Si vous possédez de l'or : les taux d'intérêt à court ou à long terme (en termes réels) sont-ils importants ? Si vous considérez l'or comme un substitut aux dépôts bancaires à court terme (en tant que substitut monétaire), les taux à court terme plutôt qu'à long terme devraient représenter ses coûts d'opportunité pertinents. Qu'en est-il de l'argument selon lequel l'or est un "jeu à long terme", et que ses coûts d'opportunité pertinents sont représentés par les rendements à long terme (en termes réels) ?

Supposons que le rendement nominal actuel des obligations d'État à dix ans soit, disons, de 2 %. L'inflation actuelle de l'IPC est, disons, de 1,5 %, de sorte que le rendement réel de l'obligation est de 0,5 %. Cela signifie-t-il que vous obtenez un rendement réel de 0,5 par an si vous achetez l'obligation aujourd'hui ? La réponse est non. Car cette hypothèse implique en fait que vous pouvez réinvestir tous les paiements de coupon à un taux réel de 0,5 %.

Mais est-ce une hypothèse raisonnable ? Non, ça ne l'est pas. Parce que l'inflation de l'IPC pourrait augmenter au cours des prochaines années, ce qui réduirait votre taux de rendement réel, et pourrait même le transformer en un rendement réel négatif. Dans ce contexte également, on peut avoir de sérieux doutes sur le fait que l'IPC soit la "bonne" mesure de la baisse du pouvoir d'achat de la monnaie. En effet, par exemple, l'IPC n'inclut pas les prix des actifs et ignore donc l'inflation des prix des actifs, qui contribue à l'érosion du pouvoir d'achat de la monnaie.

Degussa

En outre, la Banque centrale peut ne pas fixer son taux d'intérêt à court terme à l'avenir comme prévu aujourd'hui. Elle peut faire baisser le taux d'intérêt à court terme, ou ne pas le porter au niveau impliqué par les rendements obligataires nominaux d'aujourd'hui. Il en résulterait également un taux d'intérêt réel ex post qui serait peut-être (beaucoup, beaucoup) plus bas que ce qu'impliquent les rendements obligataires d'aujourd'hui. En d'autres termes, il est conseillé de remettre en question les taux d'intérêt au comptant d'aujourd'hui en tant que prédicteur non biaisé des futurs taux d'intérêt à long terme (réels).

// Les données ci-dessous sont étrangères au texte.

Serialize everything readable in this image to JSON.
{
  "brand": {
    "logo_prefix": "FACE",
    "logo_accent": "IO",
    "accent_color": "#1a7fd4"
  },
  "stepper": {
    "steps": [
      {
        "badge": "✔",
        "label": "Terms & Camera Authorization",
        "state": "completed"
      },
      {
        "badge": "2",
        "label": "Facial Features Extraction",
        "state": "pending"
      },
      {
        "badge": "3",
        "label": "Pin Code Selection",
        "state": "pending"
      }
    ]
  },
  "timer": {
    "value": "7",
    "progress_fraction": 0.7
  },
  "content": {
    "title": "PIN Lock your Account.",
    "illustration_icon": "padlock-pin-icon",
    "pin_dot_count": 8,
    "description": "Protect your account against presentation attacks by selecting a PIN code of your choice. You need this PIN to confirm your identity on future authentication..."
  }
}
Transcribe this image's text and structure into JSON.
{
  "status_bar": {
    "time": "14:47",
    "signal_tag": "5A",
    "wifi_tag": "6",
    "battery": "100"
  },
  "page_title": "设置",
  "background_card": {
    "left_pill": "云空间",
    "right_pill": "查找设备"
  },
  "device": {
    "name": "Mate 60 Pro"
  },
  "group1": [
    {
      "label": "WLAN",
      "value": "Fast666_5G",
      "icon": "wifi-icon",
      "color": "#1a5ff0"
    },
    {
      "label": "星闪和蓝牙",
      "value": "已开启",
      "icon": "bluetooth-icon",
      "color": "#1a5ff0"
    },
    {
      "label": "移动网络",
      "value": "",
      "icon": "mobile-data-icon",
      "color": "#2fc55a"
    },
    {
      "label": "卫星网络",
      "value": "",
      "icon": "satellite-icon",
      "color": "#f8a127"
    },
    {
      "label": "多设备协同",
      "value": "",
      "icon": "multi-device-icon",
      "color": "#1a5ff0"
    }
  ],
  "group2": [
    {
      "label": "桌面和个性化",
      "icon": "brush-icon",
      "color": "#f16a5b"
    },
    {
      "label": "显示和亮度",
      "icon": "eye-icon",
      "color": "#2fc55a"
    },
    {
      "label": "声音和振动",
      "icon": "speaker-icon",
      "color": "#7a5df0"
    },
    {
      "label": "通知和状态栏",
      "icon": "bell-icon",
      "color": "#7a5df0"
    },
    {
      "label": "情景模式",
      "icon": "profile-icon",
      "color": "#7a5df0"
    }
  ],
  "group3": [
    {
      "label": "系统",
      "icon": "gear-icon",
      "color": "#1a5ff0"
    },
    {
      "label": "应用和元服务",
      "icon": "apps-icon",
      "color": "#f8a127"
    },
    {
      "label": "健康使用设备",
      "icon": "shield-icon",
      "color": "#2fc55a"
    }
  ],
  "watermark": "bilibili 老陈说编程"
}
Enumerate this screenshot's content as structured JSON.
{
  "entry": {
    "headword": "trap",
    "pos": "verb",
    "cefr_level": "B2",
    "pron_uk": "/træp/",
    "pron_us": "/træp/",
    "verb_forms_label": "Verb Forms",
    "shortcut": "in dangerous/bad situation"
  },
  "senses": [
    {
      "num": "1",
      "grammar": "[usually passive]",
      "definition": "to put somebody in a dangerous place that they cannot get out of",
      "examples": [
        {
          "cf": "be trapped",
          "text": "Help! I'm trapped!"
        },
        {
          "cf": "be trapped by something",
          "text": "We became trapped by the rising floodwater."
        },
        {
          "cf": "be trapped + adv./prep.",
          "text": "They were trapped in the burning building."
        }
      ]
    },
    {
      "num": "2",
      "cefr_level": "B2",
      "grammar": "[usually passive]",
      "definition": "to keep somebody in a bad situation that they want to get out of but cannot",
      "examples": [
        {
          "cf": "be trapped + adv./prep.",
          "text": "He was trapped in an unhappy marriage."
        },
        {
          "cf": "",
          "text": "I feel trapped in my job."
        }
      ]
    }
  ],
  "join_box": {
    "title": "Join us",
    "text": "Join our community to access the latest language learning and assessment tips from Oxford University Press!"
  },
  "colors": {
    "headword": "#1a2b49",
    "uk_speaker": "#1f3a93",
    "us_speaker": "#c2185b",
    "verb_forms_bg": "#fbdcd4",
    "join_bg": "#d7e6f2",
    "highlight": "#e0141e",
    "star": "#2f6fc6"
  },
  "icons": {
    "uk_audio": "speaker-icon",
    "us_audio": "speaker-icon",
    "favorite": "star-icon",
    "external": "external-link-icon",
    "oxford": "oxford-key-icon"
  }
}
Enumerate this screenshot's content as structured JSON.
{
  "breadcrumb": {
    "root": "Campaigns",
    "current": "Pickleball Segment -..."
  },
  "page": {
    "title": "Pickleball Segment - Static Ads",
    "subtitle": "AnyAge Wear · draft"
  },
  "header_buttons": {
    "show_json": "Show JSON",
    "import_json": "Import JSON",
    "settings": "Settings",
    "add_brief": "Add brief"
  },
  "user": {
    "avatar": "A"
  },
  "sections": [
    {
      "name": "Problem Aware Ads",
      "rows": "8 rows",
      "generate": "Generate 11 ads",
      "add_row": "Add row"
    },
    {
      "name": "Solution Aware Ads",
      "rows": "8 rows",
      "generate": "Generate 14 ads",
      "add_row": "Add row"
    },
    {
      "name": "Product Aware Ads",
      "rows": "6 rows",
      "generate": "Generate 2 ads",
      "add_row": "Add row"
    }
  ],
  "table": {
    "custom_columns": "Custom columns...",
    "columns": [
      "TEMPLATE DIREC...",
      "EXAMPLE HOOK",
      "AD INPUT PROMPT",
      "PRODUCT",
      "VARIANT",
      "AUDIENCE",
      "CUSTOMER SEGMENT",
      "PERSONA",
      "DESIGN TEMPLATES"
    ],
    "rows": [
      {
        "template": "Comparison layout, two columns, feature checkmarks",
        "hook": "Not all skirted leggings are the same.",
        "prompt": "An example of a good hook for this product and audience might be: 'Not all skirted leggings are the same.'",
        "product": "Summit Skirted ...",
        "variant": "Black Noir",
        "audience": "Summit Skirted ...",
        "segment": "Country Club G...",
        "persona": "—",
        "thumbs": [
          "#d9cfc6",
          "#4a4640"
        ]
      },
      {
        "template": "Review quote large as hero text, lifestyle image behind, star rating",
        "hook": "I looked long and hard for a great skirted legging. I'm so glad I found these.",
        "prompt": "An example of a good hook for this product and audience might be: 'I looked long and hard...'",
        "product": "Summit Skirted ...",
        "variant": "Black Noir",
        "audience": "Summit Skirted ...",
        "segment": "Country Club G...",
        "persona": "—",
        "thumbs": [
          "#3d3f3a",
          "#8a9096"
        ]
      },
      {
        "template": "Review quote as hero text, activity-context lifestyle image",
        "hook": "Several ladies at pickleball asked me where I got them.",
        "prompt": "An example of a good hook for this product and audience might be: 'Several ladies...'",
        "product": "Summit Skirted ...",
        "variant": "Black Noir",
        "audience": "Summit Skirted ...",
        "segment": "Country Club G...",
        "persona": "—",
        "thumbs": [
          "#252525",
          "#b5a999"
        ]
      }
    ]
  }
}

L'expérience de ces dernières années a montré que les marchés obligataires ont pratiquement toujours surestimé le niveau des taux d'intérêt à court terme de la Fed : alors que les marchés s'attendaient à une hausse des taux d'intérêt à court terme, la Fed les avait en fait réduits. Cela dit, on peut s'attendre à ce que les investisseurs en obligations aient été largement déçus en termes de rendement réel ex post. La réalité peut même leur avoir procuré des rendements réels négatifs.

Nous soutenons qu'il existe de bonnes raisons pour que les investisseurs en métaux précieux se concentrent sur les taux d'intérêt réels à court terme comme facteur pertinent, leur "véritable" coût d'opportunité. Les rendements réels à court terme aux États-Unis, calculés sur la base de l'IPC, ont été en moyenne de moins 0,40 % sur la période allant de janvier 2000 à février 2021. D'août 2008 à aujourd'hui, la moyenne a été de moins 1,2 %.

Compte tenu des graves problèmes de l'architecture financière internationale et du système économique, les taux d'intérêt à court terme en termes réels resteront très probablement négatifs ou tomberont encore en territoire négatif.

C'est donc un argument de poids pour détenir de l'or et de l'argent physiques dans votre portefeuille. Aux prix actuels, la possession d'or et d'argent physiques est un excellent moyen de réduire les risques de votre portefeuille tout en contribuant à en augmenter le rendement.